BACKGROUND AND PURPOSE: Hypoxia is an essential metabolic marker that determines chemo- and radiation resistance in head-and-neck squamous cell carcinoma (HNSCC) patients. Our exploratory analysis aimed to identify multiparametric MRI (mpMRI) parameters linked to hypoxia that might be used as surrogate for [18F]FMISO-PET in diagnosis and chemoradiation treatment (CRT) of HNSCC. MATERIALS AND METHODS: 21 patients undergoing definitive CRT for HNSCC were prospectively imaged with serial [18F]FMISO-PET and 3 Tesla mpMRI for T1- and T2-weighted and dynamic contrast-enhanced perfusion and diffusion-weighted measurements (ktrans, ve, kep, ADC) in weeks 0, 2 and 5 and FDG-PET in week 0. [18F]FMISO-PET-derived hypoxic subvolumes (HSV) and complementary non-hypoxic subvolumes (nonHSV) were created for tumor and lymph nodes and projected on the mpMRI scans after PET/MRI co-registration. MpMRI and [18F]FMISO-PET parameters within HSVs and nonHSVs were statistically compared. RESULTS: FMISO-PET-based HSVs of the primary tumors on MRI were characterized by lower ADC at all time points (p = 0.012 at baseline; p = 0.015 in week 2) and reduced interstitial space volume fraction ve and perfusion ktrans at baseline (p = 0.006, p = 0.047) compared to nonHSVs. Hypoxic lymph nodes were characterized by significantly lower ADC values at baseline (p = 0.039), but not at later time points and a reduction in ktrans-based perfusion at week 2 (p = 0.018). CONCLUSION: MpMRI parameters differ significantly between hypoxic and non-hypoxic tumor regions, defined on FMISO-PET/CT as gold standard and might represent surrogate markers for tumor hypoxia. These findings suggest that mpMRI may be useful in the future as a surrogate modality for hypoxia imaging in order to personalize CRT.

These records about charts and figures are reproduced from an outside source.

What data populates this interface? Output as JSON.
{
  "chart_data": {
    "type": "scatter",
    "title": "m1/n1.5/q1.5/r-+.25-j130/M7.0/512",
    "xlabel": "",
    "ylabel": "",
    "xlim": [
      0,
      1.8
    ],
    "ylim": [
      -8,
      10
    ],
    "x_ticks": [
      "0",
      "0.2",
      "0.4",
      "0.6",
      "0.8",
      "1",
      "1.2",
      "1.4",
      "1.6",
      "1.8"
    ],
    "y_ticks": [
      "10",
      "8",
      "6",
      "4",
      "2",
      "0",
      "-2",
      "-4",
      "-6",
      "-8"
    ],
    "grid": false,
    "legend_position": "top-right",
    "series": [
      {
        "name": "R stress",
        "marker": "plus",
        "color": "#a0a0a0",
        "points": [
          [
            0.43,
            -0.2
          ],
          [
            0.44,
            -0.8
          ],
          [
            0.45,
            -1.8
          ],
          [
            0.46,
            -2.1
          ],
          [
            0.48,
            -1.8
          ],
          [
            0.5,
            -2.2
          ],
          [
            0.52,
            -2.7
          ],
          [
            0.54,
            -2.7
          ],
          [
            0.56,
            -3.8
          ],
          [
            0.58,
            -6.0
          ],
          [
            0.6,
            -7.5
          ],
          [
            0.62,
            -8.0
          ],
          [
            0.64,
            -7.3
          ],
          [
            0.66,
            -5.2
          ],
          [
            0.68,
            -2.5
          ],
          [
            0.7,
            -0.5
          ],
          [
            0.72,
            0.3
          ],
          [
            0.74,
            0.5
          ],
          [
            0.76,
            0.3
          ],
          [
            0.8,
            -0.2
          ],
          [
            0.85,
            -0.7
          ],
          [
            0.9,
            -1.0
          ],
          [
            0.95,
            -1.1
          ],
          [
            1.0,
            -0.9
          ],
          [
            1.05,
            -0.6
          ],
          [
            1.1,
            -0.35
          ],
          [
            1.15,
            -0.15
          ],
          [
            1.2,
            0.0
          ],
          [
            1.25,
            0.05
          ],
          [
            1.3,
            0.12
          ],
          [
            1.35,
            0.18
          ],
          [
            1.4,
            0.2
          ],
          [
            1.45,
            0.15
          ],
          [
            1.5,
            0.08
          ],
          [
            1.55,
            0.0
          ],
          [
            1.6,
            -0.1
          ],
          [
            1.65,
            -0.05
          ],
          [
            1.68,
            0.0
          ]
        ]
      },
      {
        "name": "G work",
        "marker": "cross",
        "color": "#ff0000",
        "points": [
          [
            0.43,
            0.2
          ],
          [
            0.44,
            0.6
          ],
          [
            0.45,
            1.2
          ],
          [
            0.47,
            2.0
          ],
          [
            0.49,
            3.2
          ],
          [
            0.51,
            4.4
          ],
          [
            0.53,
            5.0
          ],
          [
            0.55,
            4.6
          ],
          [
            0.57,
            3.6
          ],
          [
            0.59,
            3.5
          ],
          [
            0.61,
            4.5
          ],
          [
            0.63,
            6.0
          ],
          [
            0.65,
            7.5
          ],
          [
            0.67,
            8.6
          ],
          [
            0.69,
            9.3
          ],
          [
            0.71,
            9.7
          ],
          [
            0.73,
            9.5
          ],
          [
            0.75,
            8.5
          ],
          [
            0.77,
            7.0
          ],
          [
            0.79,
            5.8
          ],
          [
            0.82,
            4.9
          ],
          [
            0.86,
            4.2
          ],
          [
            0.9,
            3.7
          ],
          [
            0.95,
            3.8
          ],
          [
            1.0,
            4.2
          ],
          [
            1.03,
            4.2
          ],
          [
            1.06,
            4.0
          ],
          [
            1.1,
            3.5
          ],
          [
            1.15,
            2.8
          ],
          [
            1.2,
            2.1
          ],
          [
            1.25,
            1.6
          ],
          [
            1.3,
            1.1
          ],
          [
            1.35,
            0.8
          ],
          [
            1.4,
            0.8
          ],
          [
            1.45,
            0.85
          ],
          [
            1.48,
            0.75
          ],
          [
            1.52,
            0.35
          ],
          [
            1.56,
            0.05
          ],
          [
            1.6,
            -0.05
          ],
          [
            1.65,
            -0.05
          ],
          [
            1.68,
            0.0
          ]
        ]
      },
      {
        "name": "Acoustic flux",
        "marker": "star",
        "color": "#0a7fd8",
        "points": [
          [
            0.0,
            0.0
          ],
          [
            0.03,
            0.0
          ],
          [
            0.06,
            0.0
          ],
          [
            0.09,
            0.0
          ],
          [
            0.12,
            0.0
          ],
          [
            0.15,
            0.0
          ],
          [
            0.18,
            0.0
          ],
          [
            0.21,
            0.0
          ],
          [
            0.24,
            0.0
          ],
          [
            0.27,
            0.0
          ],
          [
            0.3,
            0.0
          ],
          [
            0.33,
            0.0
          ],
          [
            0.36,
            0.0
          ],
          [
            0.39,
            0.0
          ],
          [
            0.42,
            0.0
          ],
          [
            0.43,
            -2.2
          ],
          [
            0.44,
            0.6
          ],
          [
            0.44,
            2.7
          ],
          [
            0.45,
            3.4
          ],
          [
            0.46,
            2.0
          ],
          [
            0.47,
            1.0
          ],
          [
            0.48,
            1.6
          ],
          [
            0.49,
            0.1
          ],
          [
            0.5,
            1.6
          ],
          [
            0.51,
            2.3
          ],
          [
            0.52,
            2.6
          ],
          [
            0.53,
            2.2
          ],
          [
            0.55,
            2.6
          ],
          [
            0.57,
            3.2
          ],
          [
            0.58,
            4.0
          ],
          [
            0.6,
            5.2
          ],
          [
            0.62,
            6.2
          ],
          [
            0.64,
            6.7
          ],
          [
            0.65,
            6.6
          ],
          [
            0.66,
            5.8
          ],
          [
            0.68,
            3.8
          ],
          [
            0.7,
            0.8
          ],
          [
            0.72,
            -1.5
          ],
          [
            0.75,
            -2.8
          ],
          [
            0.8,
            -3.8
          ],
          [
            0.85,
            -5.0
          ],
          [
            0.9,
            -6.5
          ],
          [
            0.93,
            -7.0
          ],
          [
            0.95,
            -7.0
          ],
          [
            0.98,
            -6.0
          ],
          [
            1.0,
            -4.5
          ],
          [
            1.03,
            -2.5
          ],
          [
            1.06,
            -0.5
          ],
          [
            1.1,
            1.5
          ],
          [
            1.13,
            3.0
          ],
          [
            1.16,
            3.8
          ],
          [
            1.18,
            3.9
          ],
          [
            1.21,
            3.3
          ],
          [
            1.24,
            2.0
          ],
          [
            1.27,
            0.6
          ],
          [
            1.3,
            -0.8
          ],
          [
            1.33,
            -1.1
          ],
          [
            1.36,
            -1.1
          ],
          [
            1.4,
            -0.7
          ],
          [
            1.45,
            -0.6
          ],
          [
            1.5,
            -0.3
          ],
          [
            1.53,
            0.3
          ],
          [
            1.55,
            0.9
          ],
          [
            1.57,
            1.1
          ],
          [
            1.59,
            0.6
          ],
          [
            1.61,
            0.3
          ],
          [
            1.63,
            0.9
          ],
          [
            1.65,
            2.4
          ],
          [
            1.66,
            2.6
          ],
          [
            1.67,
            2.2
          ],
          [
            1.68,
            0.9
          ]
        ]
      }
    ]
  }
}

Correlative analyses between tissue-based hypoxia biomarkers and hypoxia PET imaging in head and neck cancer patients during radiochemotherapy-results from a prospective trial.

PURPOSE: Tumor hypoxia impairs the response of head-and-neck cancer (HNSCC) patients to radiotherapy and can be detected both by tissue biomarkers and PET imaging. However, the value of hypoxia biomarkers and imaging for predicting HNSCC patient outcomes are incompletely understood, and potential correlations between tissue and PET data remain to be elucidated. Here, we performed exploratory analyses of potential correlations between tissue-based hypoxia biomarkers and longitudinal hypoxia imaging in a prospective trial of HNSCC patients. METHODS: Forty-nine patients undergoing chemoradiation for locally advanced HNSCCs were enrolled in this prospective trial. They underwent baseline biopsies and [18F]FDG PET imaging and [18F]FMISO PET at weeks 0, 2, and 5 during treatment. Immunohistochemical analyses for p16, Ki67, CD34, HIF1α, CAIX, Ku80, and CD44 were performed, and HPV status was assessed. Biomarker expression was correlated with biological imaging information and patient outcome data. RESULTS: High HIF1α tumor levels significantly correlated with increased tumor hypoxia at week 2 as assessed by the difference in the [18F]FMISO tumor-to-background ratios, and high HIF1α and CAIX expressions were both associated with a deferred decrease in hypoxia between weeks 2 and 5. Loco-regional recurrence rates after radiotherapy were significantly higher in patients with high CAIX expression and also increased for high levels of the DNA repair factor Ku80. HPV status did not correlate with any of the tested hypoxia biomarkers, and HPV-positive patients showed higher loco-regional control rates and progression-free survival independent of their hypoxia dynamics. CONCLUSION: In this exploratory trial, high expression of the tissue-based hypoxia biomarkers HIF1α and CAIX correlated with adverse hypoxia dynamics in HNSCCs during chemoradiation as assessed by PET imaging, and high CAIX levels were associated with increased loco-regional recurrence rates. Hence, hypoxia biomarkers warrant further investigations as potential predictors of hypoxia dynamics and hypoxia-associated radiation resistance.